Experimental Properties:

Further physical and chemical characteristics of Ocrelizumab include:

  • Molecular Weight: 145000.0
  • Molecular Formula: C6494H9978N1718O2014S46

Ocrelizumab is a type of Anticancer drugs


Anticancer drugs belong to the pharmaceutical API (Active Pharmaceutical Ingredient) category designed specifically to combat cancer cells. These powerful medications play a crucial role in cancer treatment and are developed to target and destroy cancerous cells, preventing their growth and spread.

Anticancer drugs are classified based on their mode of action and can include various types such as chemotherapy drugs, targeted therapy drugs, immunotherapy drugs, and hormonal therapy drugs. Chemotherapy drugs work by interfering with the cell division process, thereby inhibiting the growth of cancer cells. Targeted therapy drugs, on the other hand, are designed to attack specific molecules or genes involved in cancer growth, minimizing damage to healthy cells. Immunotherapy drugs stimulate the body's immune system to recognize and destroy cancer cells. Hormonal therapy drugs are used in cancers that are hormone-dependent, such as breast or prostate cancer, to block the hormones that fuel cancer cell growth.

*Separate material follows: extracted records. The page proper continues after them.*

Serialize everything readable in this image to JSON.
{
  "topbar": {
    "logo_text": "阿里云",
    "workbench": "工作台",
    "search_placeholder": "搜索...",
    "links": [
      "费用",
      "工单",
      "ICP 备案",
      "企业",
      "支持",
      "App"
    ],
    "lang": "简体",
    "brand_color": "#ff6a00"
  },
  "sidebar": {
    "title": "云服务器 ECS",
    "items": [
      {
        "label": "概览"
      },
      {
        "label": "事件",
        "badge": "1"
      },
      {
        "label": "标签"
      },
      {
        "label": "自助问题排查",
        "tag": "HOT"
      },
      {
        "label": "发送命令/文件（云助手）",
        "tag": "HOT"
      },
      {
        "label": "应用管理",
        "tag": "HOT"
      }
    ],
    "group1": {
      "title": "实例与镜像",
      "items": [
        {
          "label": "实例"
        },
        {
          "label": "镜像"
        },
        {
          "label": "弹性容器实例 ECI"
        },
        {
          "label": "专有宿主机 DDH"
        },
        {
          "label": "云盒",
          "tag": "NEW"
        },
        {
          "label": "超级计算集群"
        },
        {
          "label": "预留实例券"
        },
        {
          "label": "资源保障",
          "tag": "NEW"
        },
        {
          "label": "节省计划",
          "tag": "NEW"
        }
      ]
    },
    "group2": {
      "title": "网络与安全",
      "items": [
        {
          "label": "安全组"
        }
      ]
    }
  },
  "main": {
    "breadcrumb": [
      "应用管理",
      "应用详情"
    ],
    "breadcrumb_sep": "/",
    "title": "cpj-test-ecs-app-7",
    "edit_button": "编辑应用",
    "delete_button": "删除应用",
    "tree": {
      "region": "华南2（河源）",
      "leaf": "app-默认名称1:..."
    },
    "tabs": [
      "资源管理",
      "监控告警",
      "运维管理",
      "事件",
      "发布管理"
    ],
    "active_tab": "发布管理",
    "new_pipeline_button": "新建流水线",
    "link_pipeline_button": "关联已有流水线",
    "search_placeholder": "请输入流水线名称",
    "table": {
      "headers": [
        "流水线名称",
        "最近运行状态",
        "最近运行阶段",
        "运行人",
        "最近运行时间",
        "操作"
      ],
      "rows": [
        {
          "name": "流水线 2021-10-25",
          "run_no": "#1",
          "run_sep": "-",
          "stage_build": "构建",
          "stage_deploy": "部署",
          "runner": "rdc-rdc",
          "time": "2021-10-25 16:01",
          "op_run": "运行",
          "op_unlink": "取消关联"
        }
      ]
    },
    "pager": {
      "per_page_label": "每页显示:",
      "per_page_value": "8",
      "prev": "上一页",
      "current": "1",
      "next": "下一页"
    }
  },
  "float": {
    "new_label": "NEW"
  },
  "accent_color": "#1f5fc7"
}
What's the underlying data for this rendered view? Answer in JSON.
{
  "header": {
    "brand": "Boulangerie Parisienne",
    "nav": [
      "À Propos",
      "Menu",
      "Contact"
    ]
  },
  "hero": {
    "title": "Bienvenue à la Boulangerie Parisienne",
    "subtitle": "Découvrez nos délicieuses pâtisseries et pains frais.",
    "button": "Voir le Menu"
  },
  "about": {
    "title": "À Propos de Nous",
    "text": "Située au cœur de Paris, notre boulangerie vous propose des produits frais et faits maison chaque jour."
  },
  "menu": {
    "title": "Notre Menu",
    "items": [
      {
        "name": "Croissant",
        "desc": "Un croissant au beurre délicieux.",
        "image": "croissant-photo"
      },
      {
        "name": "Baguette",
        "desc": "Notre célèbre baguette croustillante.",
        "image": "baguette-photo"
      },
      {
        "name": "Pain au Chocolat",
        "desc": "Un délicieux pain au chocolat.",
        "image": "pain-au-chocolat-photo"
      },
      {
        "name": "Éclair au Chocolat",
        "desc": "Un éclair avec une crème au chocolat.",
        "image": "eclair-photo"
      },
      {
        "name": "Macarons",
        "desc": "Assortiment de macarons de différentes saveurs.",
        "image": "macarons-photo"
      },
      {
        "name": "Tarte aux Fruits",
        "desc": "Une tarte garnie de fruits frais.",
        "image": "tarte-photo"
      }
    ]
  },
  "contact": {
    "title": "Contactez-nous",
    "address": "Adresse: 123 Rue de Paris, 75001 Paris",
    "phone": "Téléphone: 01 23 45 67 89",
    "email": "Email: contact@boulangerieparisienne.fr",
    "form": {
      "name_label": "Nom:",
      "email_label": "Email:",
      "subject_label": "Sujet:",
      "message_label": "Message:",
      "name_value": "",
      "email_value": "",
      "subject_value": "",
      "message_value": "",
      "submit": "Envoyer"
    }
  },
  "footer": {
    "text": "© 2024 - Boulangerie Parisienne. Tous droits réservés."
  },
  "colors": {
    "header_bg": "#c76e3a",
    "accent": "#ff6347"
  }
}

These APIs are typically synthesized through complex chemical processes in state-of-the-art manufacturing facilities. Stringent quality control measures ensure the purity, potency, and safety of these drugs. Anticancer APIs undergo rigorous testing and adhere to stringent regulatory guidelines before being approved for clinical use.

Due to their critical role in cancer treatment, anticancer drugs are in high demand worldwide. Researchers and pharmaceutical companies continually strive to develop new and more effective APIs in this category to enhance treatment outcomes and minimize side effects. The ongoing advancements in the field of anticancer drug development offer hope for improved cancer therapies and better patient outcomes.